By contrast, state and municipal pension schemes adhere to a hinky GASB (Government Accounting Standards Board) rule which allows them to “write their own ticket.”
As Andonov, Bauer and Cremers point out in their landmark paper, “Pension Fund Asset Allocation and Liability Discount Rates,” public funds game the system by setting unrealistic expected returns. These in turn make the present value of their liabilities lower, concealing the full extent of underfunding.
Were Calpers to use high quality corporate bond yields published by the US Treasury — currently 2.91% on a 10-year bond and 3.82% on a 30-year bond — their 76% funded status would revert overnight to around 50% — the real number.
Cornered rats can lie, but the math don’t.
ZIRP is destroying savers’ income and pensions’ long term funding calculations. ZIRP is a “black swan” event. But ZIRP, stupid and shortsighted as it may be, is the current state of play. It’s hard to believe the FED would willingly destroy savers to protect the TBTFs, but there is is. Reversing ZIRP would help but that doesn’t look likely anytime soon. (And keeping rates at Zero or even negative has the perverse effect of causing people to save even more, slowing economic activity further.) So… what to do? Go on as usual by betting on decent returns via risky investments? (CalPERS, et al.) Recalculate the assumed return on the basis of the new facts? The first is the least immediately painful. The second is immediately painful but likely the most clear sighted.
Glad to see others picking up this story. Thanks for your continued reporting.

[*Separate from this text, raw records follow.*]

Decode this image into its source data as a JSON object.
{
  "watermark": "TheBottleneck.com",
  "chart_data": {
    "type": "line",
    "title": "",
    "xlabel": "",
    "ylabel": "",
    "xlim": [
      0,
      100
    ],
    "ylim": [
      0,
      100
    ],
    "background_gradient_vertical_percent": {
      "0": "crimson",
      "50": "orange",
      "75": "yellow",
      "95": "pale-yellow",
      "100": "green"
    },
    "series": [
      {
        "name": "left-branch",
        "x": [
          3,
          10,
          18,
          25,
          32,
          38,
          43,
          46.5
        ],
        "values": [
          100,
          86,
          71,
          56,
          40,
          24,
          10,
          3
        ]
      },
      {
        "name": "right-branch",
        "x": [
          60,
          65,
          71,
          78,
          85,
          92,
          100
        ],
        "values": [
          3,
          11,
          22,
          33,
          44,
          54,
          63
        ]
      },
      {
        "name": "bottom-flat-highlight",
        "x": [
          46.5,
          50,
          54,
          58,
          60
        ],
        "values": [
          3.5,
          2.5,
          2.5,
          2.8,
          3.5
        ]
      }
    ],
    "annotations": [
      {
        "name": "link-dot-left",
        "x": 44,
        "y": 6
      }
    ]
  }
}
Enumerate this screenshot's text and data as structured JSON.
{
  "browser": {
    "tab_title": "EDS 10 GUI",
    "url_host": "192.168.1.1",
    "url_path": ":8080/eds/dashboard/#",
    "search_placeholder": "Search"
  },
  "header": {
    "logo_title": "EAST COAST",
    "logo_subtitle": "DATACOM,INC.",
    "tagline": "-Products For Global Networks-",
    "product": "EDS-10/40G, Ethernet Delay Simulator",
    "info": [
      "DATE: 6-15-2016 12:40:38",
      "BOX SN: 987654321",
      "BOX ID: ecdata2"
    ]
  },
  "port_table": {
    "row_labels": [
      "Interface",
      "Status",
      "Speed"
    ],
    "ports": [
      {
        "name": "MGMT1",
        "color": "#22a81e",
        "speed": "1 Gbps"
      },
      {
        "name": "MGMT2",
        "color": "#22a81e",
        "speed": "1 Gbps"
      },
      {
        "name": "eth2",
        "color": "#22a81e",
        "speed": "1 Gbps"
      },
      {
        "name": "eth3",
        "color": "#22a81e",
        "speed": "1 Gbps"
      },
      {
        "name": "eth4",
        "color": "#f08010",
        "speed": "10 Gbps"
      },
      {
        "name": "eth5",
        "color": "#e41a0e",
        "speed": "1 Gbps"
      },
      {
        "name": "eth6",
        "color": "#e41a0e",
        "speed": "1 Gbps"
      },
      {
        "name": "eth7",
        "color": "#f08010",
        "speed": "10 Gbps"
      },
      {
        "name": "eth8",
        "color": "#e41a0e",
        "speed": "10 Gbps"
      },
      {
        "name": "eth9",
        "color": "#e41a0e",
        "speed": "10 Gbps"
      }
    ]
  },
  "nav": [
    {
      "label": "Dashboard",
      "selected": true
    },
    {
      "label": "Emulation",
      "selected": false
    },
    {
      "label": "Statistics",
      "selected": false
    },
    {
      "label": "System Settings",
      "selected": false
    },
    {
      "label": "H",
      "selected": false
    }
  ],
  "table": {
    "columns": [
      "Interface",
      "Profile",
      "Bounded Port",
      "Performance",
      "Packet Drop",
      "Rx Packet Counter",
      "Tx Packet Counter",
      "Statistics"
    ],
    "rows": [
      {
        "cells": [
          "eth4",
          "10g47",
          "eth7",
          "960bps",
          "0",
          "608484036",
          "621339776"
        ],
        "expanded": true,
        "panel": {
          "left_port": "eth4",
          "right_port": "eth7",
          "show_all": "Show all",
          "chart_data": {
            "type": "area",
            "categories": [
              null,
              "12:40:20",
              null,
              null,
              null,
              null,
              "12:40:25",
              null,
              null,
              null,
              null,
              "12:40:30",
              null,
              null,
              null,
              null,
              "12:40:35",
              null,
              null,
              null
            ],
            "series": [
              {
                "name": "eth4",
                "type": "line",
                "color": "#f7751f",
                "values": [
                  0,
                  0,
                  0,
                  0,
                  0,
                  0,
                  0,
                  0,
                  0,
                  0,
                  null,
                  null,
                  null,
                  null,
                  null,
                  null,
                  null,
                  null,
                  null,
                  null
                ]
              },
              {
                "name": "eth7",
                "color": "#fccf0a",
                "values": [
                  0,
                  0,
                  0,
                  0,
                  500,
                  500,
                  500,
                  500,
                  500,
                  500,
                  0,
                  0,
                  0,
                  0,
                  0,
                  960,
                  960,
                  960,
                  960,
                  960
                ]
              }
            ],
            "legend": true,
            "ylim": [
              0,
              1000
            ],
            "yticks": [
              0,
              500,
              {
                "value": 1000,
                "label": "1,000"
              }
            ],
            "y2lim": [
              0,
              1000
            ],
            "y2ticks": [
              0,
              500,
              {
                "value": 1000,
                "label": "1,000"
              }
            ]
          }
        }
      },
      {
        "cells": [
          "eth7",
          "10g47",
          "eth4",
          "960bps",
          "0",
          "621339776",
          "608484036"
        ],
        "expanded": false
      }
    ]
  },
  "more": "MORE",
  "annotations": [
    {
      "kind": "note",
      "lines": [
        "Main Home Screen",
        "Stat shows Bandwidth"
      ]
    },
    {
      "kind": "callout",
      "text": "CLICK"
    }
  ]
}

One quibble. I agree overall with you, but this isn’t a shortsighted policy, and the Fed can’t undo it. It’s a fundamental characteristic of the Reagan-Obama era, or said a bit differently, of the post-Bretton Woods (roughly late 1960s – mid 1990s) and post post-Bretton Woods (roughly mid 1990s – present) systems of American leadership. ZIRP is merely the logical conclusion of over three decades of looting via progressively lower interest rates substituting for fair wages domestically combined with the global empire we run. I’ve noticed a lot of people over the years trying to present the GFC and our current environment as new or unique. But really, the break between productivity and wages goes back to the 1970s*. The GFC and ZIRP aren’t short sighted developments; they’re symptoms of the end of the line of quiet stagflation.
We are in a transition period, collectively trying to decide whether the excessive concentration of wealth and power should become more brazen or be reined in.
*I don’t support a return to the London Gold Pool era of hard money, by the way. It’s just important to understand that a bad system coming to an end is no guarantee that a good system will follow.